Augus tersenyum getir.

"Lalu bagaimana denganmu? Kudengar kalian sudah bersama sejak SMA. Apa itu lebih menyakitkan?"

"Tentu saja tidak. Sam sangat mencintaiku dan dia tidak pura-pura."

"Jadi dia sangat mencintaimu sehingga menikah dengan orang lain?"

Pertanyaan sindirannya mampu membuat ujung mataku terasa sangat panas. Bukan itu, tentu bukan itu.

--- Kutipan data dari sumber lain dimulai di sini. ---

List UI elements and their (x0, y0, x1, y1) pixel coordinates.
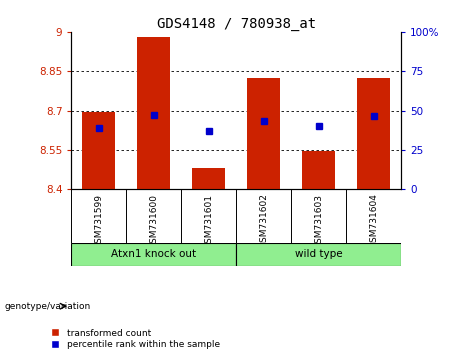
Bar (192, 168, 225, 189)
Bar (357, 78, 390, 189)
Text: GSM731600: GSM731600 (149, 194, 159, 249)
Text: genotype/variation: genotype/variation (5, 302, 91, 311)
Text: GSM731603: GSM731603 (314, 194, 323, 249)
Bar (302, 151, 335, 189)
Text: wild type: wild type (295, 250, 343, 259)
Title: GDS4148 / 780938_at: GDS4148 / 780938_at (157, 17, 316, 31)
Bar (247, 78, 280, 189)
Text: GSM731601: GSM731601 (204, 194, 213, 249)
Bar (236, 243, 401, 266)
Bar (83, 112, 115, 189)
Text: GSM731604: GSM731604 (369, 194, 378, 249)
Legend: transformed count, percentile rank within the sample: transformed count, percentile rank withi… (51, 329, 220, 349)
Text: Atxn1 knock out: Atxn1 knock out (111, 250, 196, 259)
Bar (71, 243, 236, 266)
Text: GSM731602: GSM731602 (259, 194, 268, 249)
Text: GSM731599: GSM731599 (95, 194, 103, 249)
Bar (137, 37, 171, 189)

'Sam bahkan menemuiku sebelum hari pernikahannya. Aku tak pernah ragu dengan perasaannya. Kecuali meragukan takdirku sendiri yang terlahir tanpa mengenal sosok seorang Papa.'

Aku masih ingat bagaimana hubunganku dulu sangat didukung tante Ambar –mantan calon mertuaku. Ralat. Ibunya Sam—yang selalu ramah ketika aku berkunjung ke rumahnya. Semuanya berjalan mulus sebelum mereka tahu bahwa aku hanya terlahir dengan satu orang tua. Mama. Aku bahkan berharap Papaku sudah meninggal hingga aku punya alasan untuk menjelaskannya kepada mereka. Tapi sekali saja, mama tak pernah memberitahuku perihal itu. Dia tidak menjelaskan Papaku itu memang masih hidup atau tidak.

Drrrt drrrt

Aku bersyukur mama meneleponku di saat seperti ini. Jadi aku tak perlu menanggapi pertanyaan Augus yang lebih tepatnya adalah sebuah sindiran yang tak mampu kujawab.

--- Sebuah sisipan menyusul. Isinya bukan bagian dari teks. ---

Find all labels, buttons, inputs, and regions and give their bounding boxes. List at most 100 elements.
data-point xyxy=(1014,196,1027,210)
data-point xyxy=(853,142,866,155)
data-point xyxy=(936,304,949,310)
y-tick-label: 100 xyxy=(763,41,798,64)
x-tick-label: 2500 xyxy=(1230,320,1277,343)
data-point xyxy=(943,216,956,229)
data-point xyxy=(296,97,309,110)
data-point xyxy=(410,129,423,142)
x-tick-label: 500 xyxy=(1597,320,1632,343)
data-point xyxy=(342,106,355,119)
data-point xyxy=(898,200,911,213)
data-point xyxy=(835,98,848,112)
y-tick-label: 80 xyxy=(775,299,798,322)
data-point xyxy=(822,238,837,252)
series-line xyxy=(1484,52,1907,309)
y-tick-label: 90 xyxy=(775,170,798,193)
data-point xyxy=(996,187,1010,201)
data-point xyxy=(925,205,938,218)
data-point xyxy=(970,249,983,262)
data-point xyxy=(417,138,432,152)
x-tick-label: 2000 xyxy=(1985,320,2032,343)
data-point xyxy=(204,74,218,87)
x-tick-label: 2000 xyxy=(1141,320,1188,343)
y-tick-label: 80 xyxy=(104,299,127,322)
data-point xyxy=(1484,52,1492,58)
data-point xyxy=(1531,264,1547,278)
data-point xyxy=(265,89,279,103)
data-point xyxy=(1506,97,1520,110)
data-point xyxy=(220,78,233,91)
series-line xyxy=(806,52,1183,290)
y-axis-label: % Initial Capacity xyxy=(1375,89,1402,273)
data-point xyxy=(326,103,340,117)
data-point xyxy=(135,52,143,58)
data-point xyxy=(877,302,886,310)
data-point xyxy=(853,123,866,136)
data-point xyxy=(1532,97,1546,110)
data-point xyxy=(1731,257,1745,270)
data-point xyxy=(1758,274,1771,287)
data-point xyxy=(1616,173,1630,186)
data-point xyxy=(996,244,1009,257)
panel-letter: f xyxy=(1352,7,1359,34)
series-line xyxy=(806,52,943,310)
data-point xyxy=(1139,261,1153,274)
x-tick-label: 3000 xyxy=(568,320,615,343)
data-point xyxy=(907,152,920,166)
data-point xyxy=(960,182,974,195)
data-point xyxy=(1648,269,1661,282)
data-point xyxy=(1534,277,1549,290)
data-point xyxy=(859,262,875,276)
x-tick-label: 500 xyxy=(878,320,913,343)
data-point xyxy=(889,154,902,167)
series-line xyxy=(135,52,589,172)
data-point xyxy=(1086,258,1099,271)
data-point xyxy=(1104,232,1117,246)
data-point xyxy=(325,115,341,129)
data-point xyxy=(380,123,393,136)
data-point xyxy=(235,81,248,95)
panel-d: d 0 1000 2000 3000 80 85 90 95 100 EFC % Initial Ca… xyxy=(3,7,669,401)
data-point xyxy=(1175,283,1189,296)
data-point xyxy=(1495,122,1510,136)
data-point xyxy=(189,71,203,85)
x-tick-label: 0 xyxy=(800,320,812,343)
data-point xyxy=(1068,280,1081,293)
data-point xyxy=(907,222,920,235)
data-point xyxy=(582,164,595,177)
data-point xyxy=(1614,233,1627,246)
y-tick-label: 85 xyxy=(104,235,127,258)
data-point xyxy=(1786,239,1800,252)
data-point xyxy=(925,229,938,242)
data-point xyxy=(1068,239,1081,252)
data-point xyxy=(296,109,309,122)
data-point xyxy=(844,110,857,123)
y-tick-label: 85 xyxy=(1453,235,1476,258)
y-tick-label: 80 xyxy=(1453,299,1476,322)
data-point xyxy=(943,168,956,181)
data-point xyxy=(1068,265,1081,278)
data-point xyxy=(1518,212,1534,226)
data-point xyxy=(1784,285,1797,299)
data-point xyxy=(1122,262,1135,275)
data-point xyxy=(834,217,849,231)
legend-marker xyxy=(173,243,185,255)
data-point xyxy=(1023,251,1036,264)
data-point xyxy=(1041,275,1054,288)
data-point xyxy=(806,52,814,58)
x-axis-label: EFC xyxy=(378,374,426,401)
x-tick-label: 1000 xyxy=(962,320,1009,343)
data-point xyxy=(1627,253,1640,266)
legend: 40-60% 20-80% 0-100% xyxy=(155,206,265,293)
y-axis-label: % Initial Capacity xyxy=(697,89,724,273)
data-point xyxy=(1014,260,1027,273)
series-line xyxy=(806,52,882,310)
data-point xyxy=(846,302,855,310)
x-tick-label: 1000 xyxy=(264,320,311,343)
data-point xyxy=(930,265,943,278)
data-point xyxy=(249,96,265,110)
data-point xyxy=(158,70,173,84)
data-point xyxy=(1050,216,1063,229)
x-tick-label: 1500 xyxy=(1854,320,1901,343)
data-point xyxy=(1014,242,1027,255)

"Sebentar," ucapku pada Augus pelan, lalu mulai menggeser layar ponsel.

"Hallo, Ma."

"..."

"Lagi bareng temen," aku melirik Augus sekilas.

"..."

"Oke, Ma. Mily pulang sekarang."

Aku merogoh isi tas lalu membawa keluar sebuah note beserta bolpoint-nya.

"Maaf aku harus pulang sekarang."

"Biar kuantar."

"Tak perlu. Aku harus membeli sesuatu dulu, lagi buru-buru." Aku masih fokus menuliskan sesuatu di atas kertas. "Ini."

Augus mengerutkan dahi lalu sedetik kemudian tersenyum lebar.

"Aku duluan, bye."

Aku pergi meninggalkan Augus dengan selembar kertas. Meinggalkan nomorku di sana. Apa aku sedang berharap dia menemuiku lagi besok, lusa, atau kapan-kapan? Aku sudah benar-benar gila.